[b]Kids around the world are out of school. Millions of girls might not go back.[/b]
Global shutdowns have pushed about 1.5 billion students out of school since March, according to a United Nations Children’s Fund report citing data from UNESCO, including 111 million girls in the world’s least developed countries.
Experts say that parents in more traditionally conservative nations tend to prioritize the education of their sons. For example, in West and Central Africa, 73 percent of boys older than 15 can read, compared to 60 percent of girls in the same age group. In Guinea, another hot spot, girls were 25 percent less likely than boys to re-enroll when life settled back to normal.
Additionally, when families lose income, they’re more likely to stretch the budget on schooling for boys.
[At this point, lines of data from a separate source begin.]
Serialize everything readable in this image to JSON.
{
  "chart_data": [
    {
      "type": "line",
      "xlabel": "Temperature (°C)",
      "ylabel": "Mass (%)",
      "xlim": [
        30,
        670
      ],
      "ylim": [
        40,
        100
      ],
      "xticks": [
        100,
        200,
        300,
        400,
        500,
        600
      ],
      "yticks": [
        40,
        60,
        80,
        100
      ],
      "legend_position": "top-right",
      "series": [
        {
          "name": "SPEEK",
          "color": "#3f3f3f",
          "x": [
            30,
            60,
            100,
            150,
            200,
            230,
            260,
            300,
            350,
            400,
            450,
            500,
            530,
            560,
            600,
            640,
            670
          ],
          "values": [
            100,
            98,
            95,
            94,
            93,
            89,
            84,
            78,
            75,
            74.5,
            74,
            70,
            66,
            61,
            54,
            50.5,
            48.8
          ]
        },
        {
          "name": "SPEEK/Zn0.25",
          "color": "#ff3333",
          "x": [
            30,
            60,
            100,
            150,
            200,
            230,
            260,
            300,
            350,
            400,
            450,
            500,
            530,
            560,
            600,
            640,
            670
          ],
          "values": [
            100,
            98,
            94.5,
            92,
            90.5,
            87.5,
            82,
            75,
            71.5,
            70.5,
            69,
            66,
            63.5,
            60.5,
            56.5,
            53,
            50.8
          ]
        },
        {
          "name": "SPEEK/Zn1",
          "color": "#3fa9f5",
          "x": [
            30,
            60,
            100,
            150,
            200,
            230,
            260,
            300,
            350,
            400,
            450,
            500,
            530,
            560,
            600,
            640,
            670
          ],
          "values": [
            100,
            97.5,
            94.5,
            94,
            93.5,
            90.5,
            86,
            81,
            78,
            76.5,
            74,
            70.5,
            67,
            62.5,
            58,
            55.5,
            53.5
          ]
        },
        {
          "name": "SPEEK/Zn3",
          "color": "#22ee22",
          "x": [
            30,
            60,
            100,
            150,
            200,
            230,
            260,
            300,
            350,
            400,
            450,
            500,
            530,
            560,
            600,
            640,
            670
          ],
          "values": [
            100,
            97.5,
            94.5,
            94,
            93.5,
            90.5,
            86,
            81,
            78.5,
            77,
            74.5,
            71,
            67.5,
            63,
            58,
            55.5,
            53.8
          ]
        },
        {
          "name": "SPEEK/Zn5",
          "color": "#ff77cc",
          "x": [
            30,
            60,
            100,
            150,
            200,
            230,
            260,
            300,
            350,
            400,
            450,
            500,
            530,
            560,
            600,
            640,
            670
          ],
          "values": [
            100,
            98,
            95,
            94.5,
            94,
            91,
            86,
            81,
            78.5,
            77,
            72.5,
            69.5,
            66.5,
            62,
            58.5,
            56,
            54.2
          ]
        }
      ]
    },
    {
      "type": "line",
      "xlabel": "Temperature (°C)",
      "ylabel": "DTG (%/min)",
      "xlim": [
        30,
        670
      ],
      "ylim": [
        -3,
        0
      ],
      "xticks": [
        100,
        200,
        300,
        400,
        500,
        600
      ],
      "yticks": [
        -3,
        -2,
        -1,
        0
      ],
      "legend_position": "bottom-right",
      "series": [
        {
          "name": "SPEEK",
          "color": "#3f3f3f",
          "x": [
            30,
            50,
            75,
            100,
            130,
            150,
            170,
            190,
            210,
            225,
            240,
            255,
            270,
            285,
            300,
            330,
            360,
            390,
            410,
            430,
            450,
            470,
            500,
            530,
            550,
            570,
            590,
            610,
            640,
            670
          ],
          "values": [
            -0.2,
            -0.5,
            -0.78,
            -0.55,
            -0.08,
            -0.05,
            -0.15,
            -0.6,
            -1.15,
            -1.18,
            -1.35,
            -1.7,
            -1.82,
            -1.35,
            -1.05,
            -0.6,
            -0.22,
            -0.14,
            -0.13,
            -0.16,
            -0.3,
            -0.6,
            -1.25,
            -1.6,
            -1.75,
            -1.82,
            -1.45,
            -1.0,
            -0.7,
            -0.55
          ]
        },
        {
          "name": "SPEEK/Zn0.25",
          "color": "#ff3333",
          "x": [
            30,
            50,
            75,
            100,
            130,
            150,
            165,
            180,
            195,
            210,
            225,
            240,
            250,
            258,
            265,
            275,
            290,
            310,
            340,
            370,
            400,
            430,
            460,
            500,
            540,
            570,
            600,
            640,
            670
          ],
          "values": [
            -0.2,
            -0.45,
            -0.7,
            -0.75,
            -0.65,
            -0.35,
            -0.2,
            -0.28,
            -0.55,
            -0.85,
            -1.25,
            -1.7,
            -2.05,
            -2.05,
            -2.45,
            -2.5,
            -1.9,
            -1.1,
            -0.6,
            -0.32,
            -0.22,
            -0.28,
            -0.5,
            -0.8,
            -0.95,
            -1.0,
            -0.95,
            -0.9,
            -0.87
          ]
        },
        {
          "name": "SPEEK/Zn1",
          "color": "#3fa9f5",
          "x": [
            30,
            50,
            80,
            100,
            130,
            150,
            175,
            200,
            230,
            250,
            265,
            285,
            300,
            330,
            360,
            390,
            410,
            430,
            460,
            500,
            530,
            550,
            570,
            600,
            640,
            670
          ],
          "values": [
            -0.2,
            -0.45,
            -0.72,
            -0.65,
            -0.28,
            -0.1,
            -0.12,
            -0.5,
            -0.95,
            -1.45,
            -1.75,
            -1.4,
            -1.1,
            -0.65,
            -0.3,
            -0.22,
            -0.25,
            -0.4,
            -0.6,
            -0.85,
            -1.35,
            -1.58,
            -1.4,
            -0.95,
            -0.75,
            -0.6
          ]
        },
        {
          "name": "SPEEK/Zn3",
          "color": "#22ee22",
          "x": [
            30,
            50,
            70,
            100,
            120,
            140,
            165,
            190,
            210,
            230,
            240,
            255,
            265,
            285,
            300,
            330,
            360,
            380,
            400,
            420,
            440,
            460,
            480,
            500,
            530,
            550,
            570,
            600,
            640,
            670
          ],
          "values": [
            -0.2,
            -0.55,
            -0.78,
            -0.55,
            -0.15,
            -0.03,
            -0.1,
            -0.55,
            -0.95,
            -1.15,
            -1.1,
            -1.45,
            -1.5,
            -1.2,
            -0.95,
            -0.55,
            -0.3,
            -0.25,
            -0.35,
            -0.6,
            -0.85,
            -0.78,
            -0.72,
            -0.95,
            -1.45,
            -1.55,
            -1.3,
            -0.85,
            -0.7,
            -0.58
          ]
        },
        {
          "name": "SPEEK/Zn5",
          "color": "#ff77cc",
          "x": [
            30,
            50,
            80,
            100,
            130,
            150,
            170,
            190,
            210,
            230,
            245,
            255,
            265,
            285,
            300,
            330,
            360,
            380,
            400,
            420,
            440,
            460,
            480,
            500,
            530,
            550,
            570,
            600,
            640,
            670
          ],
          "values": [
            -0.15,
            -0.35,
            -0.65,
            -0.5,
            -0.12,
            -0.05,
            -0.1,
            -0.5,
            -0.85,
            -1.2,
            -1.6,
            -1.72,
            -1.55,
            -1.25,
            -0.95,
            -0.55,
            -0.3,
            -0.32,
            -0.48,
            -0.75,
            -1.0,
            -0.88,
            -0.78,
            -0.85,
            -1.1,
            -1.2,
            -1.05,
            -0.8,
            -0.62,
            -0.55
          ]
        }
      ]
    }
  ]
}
Remote learning is also more burdensome on girls because they have to do housework, while also being more vulnerable to sexual abuse, pregnancy and child marriage during unsupervised downtime.
Many teachers, including Eric Tahé, a grade school teacher in northern Ivory Coast, want to help girls still receive schooling during the pandemic, especially in households where the parents might use the pandemic as an excuse not to send girls back to school.
During two months of lockdown this spring, the teachers met with moms and dads, explaining the importance of remote homework and how too many chores could throw their daughters off the academic track.
However, even with these efforts, it is still difficult for many girls who want to further pursue their education but their families won't let them.